Microeconomic theory reveals that when the externalities exist free working of the price mechanism fails to achieve economic efficiency, since it does not take into account the benefits or harms made to those external to the individual producers and the consumers. The existence of these externalities requires government intervention for correcting imperfections in the price mechanism in order to achieve maximum social welfare.
Several Practical Applications of Microeconomics for Formulating Economic Policies:
Microeconomic analysis is also usefully applied to the various applied branches of economics such as Public Finance, International Economics. It is the microeconomic analysis which is used to explain the factors which determine the distribution of the incidence or burden of a commodity tax between producers or sellers on the one hand and the consumers on the other.
Further, microeconomic analysis is applied to show the damage done to the social welfare or economic efficiency by the imposition of a tax. If it is assumed that resources are optimally allocated or maximum social welfare prevails before the imposition of a tax, it can be demonstrated by microeconomic analysis that what amount of the damage will be caused to the social welfare.
The imposition of a tax on a commodity (i.e., indirect tax) will lead to the loss of social welfare by causing deviation from the optimum allocation of resources the imposition of a direct tax (for example, income tax) will not disturb the optimum resource allocation and therefore will not result in loss of social welfare. Further, microeconomic analysis is applied to show the gain from international trade and to explain the factors which determine the distribution of this gain among the participant countries.
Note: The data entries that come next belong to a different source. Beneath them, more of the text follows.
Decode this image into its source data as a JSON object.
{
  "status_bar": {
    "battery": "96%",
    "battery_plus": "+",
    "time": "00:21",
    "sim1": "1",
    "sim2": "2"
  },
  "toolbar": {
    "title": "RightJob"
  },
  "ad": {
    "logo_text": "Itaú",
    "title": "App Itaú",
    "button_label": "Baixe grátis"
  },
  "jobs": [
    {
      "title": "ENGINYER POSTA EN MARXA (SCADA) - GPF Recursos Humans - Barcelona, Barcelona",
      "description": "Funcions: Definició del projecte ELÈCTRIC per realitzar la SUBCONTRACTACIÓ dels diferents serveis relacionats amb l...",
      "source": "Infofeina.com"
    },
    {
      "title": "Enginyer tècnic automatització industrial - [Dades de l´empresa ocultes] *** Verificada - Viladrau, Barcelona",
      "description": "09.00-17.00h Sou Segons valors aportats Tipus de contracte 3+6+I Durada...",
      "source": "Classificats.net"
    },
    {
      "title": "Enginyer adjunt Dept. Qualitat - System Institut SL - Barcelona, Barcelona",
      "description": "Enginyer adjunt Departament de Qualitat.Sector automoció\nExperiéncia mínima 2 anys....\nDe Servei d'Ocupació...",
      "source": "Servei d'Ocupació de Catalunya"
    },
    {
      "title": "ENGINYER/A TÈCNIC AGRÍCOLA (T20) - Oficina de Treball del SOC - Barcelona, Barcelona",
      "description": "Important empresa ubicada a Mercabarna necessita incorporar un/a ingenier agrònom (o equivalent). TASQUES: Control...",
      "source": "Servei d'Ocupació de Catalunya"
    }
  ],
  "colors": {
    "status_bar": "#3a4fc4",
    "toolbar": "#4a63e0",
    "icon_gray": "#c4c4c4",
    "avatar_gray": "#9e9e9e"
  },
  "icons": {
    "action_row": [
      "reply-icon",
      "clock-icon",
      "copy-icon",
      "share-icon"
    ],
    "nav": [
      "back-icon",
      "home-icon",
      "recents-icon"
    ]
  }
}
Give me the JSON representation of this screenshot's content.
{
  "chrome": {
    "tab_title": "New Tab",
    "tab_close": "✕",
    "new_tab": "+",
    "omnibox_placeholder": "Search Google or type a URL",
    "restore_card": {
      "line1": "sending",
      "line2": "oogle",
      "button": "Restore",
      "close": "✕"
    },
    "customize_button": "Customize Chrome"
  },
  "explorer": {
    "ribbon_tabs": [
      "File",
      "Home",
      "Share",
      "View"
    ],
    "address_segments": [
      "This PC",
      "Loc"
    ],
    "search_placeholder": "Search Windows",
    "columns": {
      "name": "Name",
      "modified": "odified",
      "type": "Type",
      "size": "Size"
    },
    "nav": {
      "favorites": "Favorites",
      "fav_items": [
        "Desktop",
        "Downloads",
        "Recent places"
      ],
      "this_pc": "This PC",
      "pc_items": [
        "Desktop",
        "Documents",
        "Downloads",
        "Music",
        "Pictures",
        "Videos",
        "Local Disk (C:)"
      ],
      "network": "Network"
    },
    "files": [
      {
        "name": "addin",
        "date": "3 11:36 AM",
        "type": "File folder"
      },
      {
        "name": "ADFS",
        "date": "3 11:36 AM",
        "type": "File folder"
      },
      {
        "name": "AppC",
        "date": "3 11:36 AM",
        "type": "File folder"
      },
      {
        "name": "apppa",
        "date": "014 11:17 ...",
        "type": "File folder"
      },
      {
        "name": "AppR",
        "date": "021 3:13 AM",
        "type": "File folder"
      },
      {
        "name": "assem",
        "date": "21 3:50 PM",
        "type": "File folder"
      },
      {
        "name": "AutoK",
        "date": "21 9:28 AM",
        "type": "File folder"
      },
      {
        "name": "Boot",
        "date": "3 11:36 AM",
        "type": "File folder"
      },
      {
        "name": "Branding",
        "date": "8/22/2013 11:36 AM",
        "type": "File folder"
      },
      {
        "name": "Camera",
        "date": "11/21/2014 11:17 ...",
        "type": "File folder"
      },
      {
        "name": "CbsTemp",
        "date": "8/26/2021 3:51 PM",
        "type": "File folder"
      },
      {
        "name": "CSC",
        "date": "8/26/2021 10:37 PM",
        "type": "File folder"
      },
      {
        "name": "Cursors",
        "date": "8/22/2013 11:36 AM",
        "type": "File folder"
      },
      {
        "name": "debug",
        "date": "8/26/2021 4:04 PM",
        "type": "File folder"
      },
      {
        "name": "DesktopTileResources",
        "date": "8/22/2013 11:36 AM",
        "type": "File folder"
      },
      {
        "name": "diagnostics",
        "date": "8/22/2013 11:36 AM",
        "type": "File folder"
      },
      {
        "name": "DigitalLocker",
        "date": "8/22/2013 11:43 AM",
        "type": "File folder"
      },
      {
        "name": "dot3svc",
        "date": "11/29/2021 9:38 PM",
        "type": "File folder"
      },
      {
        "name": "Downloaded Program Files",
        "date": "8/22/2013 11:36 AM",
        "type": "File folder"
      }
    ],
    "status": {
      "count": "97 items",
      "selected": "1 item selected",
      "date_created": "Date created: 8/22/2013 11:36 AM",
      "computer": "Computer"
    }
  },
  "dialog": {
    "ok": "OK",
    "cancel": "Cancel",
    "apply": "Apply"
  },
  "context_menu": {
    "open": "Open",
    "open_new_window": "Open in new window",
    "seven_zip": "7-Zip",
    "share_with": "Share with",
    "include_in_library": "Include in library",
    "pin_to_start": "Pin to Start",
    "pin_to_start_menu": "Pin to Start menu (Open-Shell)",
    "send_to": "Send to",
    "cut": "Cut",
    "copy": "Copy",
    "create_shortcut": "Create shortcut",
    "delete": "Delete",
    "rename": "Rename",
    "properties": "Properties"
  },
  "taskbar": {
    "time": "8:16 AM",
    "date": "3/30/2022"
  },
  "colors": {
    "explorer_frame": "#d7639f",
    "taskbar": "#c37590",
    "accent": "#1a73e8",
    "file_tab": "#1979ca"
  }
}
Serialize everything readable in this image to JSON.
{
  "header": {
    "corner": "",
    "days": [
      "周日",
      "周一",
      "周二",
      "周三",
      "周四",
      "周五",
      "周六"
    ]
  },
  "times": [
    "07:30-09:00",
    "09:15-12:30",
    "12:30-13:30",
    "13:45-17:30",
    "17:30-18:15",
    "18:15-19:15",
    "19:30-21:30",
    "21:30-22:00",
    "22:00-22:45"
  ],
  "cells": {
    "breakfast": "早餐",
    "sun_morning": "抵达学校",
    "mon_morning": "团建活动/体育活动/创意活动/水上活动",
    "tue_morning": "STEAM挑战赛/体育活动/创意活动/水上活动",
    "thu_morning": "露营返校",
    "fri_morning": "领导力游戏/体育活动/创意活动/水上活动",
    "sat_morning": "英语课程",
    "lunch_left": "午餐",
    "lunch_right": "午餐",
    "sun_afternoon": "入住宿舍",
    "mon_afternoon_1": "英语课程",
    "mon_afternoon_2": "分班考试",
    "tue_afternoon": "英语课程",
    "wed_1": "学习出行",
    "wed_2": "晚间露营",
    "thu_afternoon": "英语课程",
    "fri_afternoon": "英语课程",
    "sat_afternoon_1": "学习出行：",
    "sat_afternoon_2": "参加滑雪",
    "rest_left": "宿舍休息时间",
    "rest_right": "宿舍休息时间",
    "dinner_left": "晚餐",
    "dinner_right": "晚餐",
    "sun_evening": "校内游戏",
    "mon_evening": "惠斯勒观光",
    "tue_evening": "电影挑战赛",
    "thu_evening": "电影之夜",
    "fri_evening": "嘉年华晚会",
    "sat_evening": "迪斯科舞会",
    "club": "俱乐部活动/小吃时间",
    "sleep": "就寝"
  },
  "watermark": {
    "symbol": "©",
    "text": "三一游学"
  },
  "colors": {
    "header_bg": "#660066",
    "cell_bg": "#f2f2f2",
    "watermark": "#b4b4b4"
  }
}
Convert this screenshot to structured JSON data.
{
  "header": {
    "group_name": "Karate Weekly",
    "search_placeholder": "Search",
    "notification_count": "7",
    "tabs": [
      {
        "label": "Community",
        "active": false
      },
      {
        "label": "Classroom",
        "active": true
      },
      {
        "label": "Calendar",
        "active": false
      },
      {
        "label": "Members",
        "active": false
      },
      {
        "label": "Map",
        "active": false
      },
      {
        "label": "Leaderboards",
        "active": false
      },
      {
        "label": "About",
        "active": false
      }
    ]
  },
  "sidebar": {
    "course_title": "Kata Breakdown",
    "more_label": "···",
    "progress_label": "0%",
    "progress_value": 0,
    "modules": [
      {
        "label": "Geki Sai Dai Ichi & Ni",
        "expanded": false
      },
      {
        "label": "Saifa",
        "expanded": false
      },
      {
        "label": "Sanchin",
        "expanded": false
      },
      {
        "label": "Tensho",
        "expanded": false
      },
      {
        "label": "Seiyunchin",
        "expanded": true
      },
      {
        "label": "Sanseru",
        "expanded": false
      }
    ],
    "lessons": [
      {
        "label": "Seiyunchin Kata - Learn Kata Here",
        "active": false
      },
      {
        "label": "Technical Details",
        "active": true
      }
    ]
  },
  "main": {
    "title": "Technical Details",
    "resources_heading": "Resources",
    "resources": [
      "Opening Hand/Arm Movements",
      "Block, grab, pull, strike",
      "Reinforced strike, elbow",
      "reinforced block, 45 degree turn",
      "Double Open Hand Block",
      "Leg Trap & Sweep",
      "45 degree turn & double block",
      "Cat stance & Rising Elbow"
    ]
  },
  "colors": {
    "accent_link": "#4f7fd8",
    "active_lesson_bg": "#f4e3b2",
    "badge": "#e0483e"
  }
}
Besides, microeconomics finds application in the various problems of international economics. Whether devaluation will succeed in correcting the disequilibrium in the balance of payments depends upon the elasticity’s of demand and supply of exports and imports. Furthermore, the determination of the foreign exchange rate of a currency, if it is free to vary, depends upon the demand for and supply of that currency. We thus see that microeconomic analysis is a very useful and important branch of modern economic theory.